Шилов развернулся и, обхватив руками колени, стал смотреть на их маленький городок, а Валерка оттолкнулся рукой, подвинулся к нему поближе и тоже стал смотреть. От Валерки пахло душистыми весенними травами и смолой. Город под холмом казался темной безмолвной громадиной, чудовищем, что незваным пришло на эту тихую равнину. Только в двух или трех окнах горел свет. Придушенно играла гитара за домами.

– Красиво, – выдохнул Шилов.

– Я хотел повисеть на кресте, – извиняющимся тоном сказал Валерка, – совсем недолго хотел повисеть, мля, а потом собирался слезть, и за это время, наверное, что-то изменилось бы, отчего нам всем стало бы лучше. И не только нам, мля.

– Все-таки ты – дурак, Валерк. А знаешь, Валерк, как стало бы хорошо, если бы во всех окнах, ну то есть не во всех, но во многих загорелся бы свет, и зашумели бы люди. Я б тогда мог поселиться в любом доме, необязательно в том, напротив которого собираются Семеныч, Соня и компания, а в любом, по-настоящему любом, и везде не получалось бы у меня уснуть из-за людского шума.

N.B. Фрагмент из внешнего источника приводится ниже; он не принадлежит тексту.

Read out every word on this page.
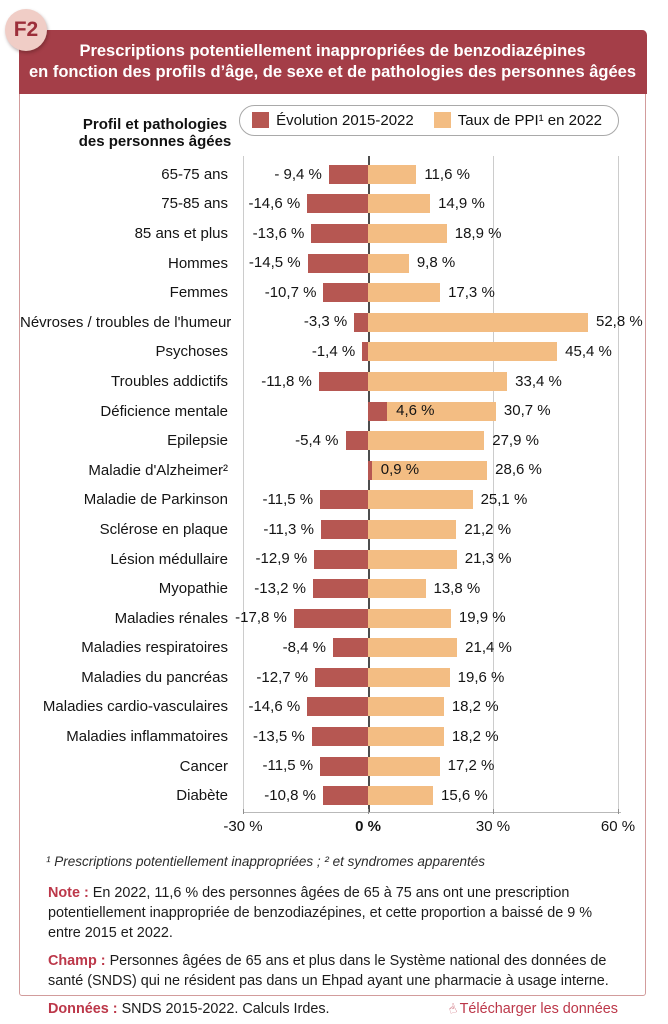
F2
Prescriptions potentiellement inappropriées de benzodiazépines
en fonction des profils d’âge, de sexe et de pathologies des personnes âgées
Profil et pathologies
des personnes âgées
Évolution 2015-2022	Taux de PPI¹ en 2022
65-75 ans	- 9,4 %	11,6 %
75-85 ans	-14,6 %	14,9 %
85 ans et plus	-13,6 %	18,9 %
Hommes	-14,5 %	9,8 %
Femmes	-10,7 %	17,3 %
Névroses / troubles de l'humeur	-3,3 %	52,8 %
Psychoses	-1,4 %	45,4 %
Troubles addictifs	-11,8 %	33,4 %
Déficience mentale	4,6 %	30,7 %
Epilepsie	-5,4 %	27,9 %
Maladie d'Alzheimer²	0,9 %	28,6 %
Maladie de Parkinson	-11,5 %	25,1 %
Sclérose en plaque	-11,3 %	21,2 %
Lésion médullaire	-12,9 %	21,3 %
Myopathie	-13,2 %	13,8 %
Maladies rénales -17,8 %	19,9 %
Maladies respiratoires	-8,4 %	21,4 %
Maladies du pancréas	-12,7 %	19,6 %
Maladies cardio-vasculaires	-14,6 %	18,2 %
Maladies inflammatoires	-13,5 %	18,2 %
Cancer	-11,5 %	17,2 %
Diabète	-10,8 %	15,6 %
-30 %	0 %	30 %	60 %
¹ Prescriptions potentiellement inappropriées ; ² et syndromes apparentés

Note : En 2022, 11,6 % des personnes âgées de 65 à 75 ans ont une prescription potentiellement inappropriée de benzodiazépines, et cette proportion a baissé de 9 % entre 2015 et 2022.

Champ : Personnes âgées de 65 ans et plus dans le Système national des données de santé (SNDS) qui ne résident pas dans un Ehpad ayant une pharmacie à usage interne.

Données : SNDS 2015-2022. Calculs Irdes.	☝ Télécharger les données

– Если бы я повисел на кресте, так могло стать, мля. Я просил и Соню, и Семеныча, и тебя часто просил, но вы не хотите прибивать меня к кресту гвоздями, поэтому я, как дурак, пытаюсь привязать себя веревками. Сам. Это обидно, млин.

– Не поэтому ты – дурак, – тяжко вздохнул Шилов и затушил сигарету о кочку. – Вовсе не поэтому, Валерка. Знаешь, как Чехов говорил? «Человек, если дуб, то это навсегда».

– Не верится, что это Чехов сказал, мля, – протянул Валерка.

– Да какая, собственно, разница?

Шилов поднялся, помог встать Валерке и повел его, осунувшегося и осевшего, как полупустой мешок с картофелем, к гитарным аккордам и электрическому свету. Звезды продолжали светить им в спину, ветер превращал высокую траву в серое море, рябил его, море это, гундосил, скрипя разбросанными тут и там корягами, насвистывая в норах, вырытых полевым зверьем.

Глава вторая

Шилов проснулся перед рассветом.

Подставив горячую шею под кран, он вымыл голову, смочил холодной водой живот и спину. Не вытираясь, надел белую хлопковую майку и шорты. Пошел к Семенычу. Семеныч как всегда остался сидеть за столом в надменном одиночестве, уставившись на батареи пустых бутылок и пирамиды грязных тарелок. Он стучал костяшками пальцев по столешнице и бормотал: «Вихри враждебные… веют над нами… вихри…»

Шилов присел рядом, взял початую бутылку, плеснул в стопку водки, опрокинул в рот. Водка за ночь остыла, и Шилов не почувствовал жгучего вкуса, а только прохладу во рту и приятное тепло в желудке. На душе стало легче.

– Я вот по какому делу, – сказал он без предисловий. – Валерка вчера опять на крест полез.

– Надоела водка, – сказал вдруг Семеныч. – На гашиш что ли перейти?

– Зачем на гашиш? – удивился Шилов.

– Что?

– Гашиш тебе зачем?

– Да незачем, в общем, просто скучно, хоть волком вой. А колоться, нос-понос, неохота.

Семеныч замолчал и посмотрел на дорогу через высокий заборчик, и Шилов тоже поглядел туда, но ничего особенного не увидел, потому что дорога была такая же, как всегда, пыльная, в паутине трещин. У обочины скопилось порядочное количество мусора: веток, нанесенных после грозы, этикеток и окурков, накиданных Семенычем и компанией.